Last week, the Student Federation of the University of Ottawa (SFUO) sent a busload of students to Montreal to participate in a protest organized by Quebec students. There have been ongoing protests in the province after the Quebec government’s decision to increase tuition fees by 75 per cent over the next five years.
As stated in a pamphlet distributed by the SFUO, “It is crucial that students in Ontario are in solidarity with our neighbouring province to oppose increases in tuition fees and to fight for an affordable post-secondary education for all!”
But is it?
Accessibility to post-secondary education is desired by Canadians from east to west. Whether one thinks being able to attend a university or college is a right, most people believe students who possess the aptitude and desire for a post-secondary education should not face any barriers to doing so. In this goal, students—and the greater population—stand united.

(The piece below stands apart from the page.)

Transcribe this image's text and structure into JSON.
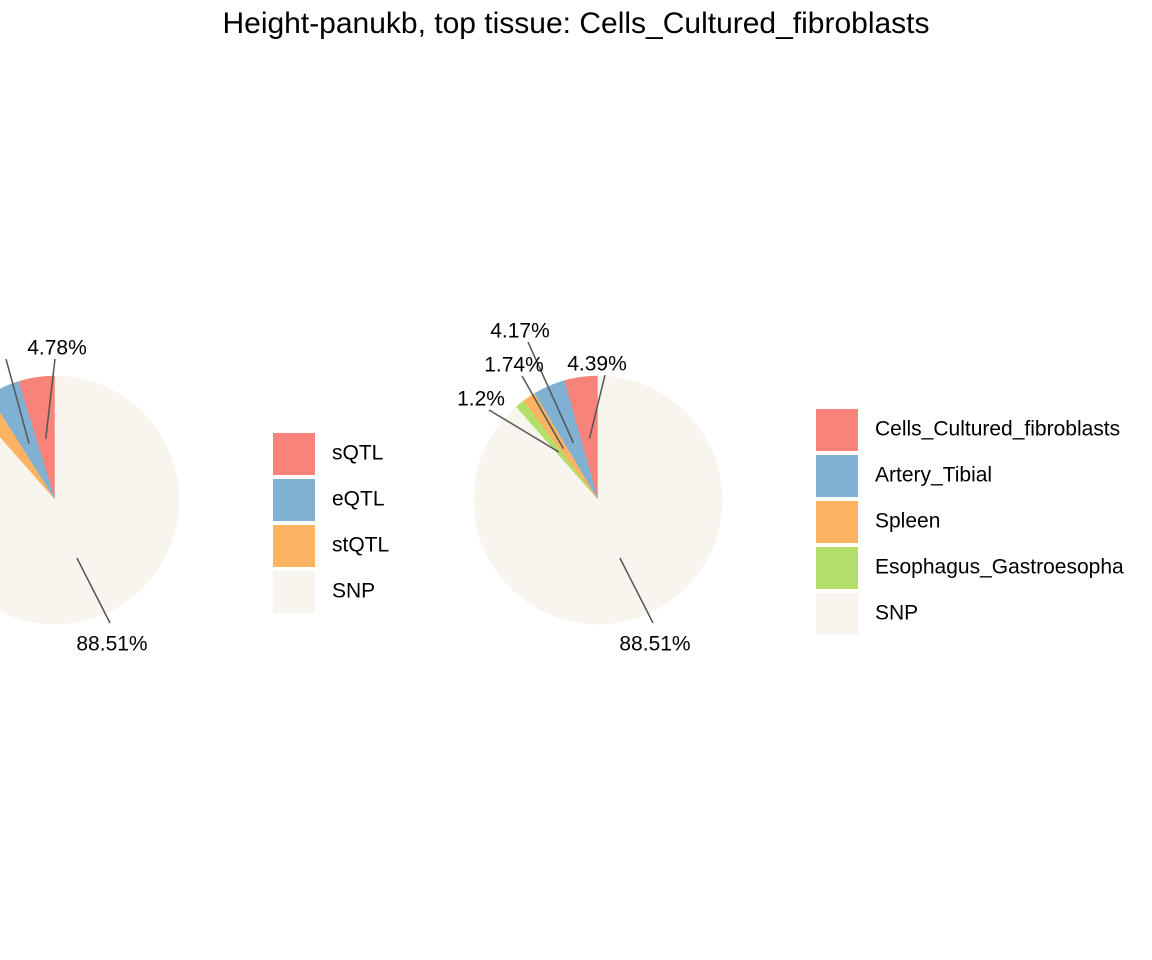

But accessibility to education can have different meanings in different parts of the country. Quebec, while boasting the lowest tuition fees in the Canada, has one of the lowest post-secondary attendance rates, fuelled by its relatively large high-school drop out rates. French-speaking males from Quebec drop out at a rate of 19.3 per cent—nine points above the national average.
Alberta, the wealthiest province in Canada, ranks seventh out of the country’s 10 provinces for post-secondary enrolment. The option to participate in the province’s strong job market steers would-be students toward earning a good income out of high school over investing time and money in their education.
Ontario and British Colombia are forced to address why the fastest growing segment of their populations—Aboriginal Canadians, who reside in large numbers in these provinces—are attending university and colleges at alarmingly low rates. Meanwhile, the Maritime provinces are faced with overall decreasing post-secondary enrolment rates.
While the fight for access to post-secondary education is a noble one, what determines the ability of a high-school student to make it to university or college can vary from province to province—often for reasons more complex than tuition fees. In fact, the barriers to post-secondary education are so complex, they fall beyond the reach of student associations and lobby groups.
Where our student federation can make an impact is on the accessibility issues faced by the students it represents. The SFUO needs to stand in solidarity with our students—some of whom have overcome various barriers to get here—and fight for the causes relating to our access to a quality education at the University of Ottawa.
We have students at the Roger Guindon campus who endure limited services due to their location that leave them feeling disconnected from the U of O community. There are students of the Faculty of Health Sciences without a proper place to call home on campus.
The participation of students with physical disabilities in campus life is limited by the inaccessibility of buildings at the university. There are students who face discrimination—racial, gender-based, and otherwise—on campus, even at the administrative level.
At our bilingual institution, we have students who cannot take courses in the language of their choice. There are thousands of part-time students who receive much fewer services than full-time students, even though some of these services are essential.
Before we stand in solidarity with Quebec students, we should work toward finding solutions for the problems faced by our own students. The students, united, will never be defeated—but we need to take a stand for our own students first.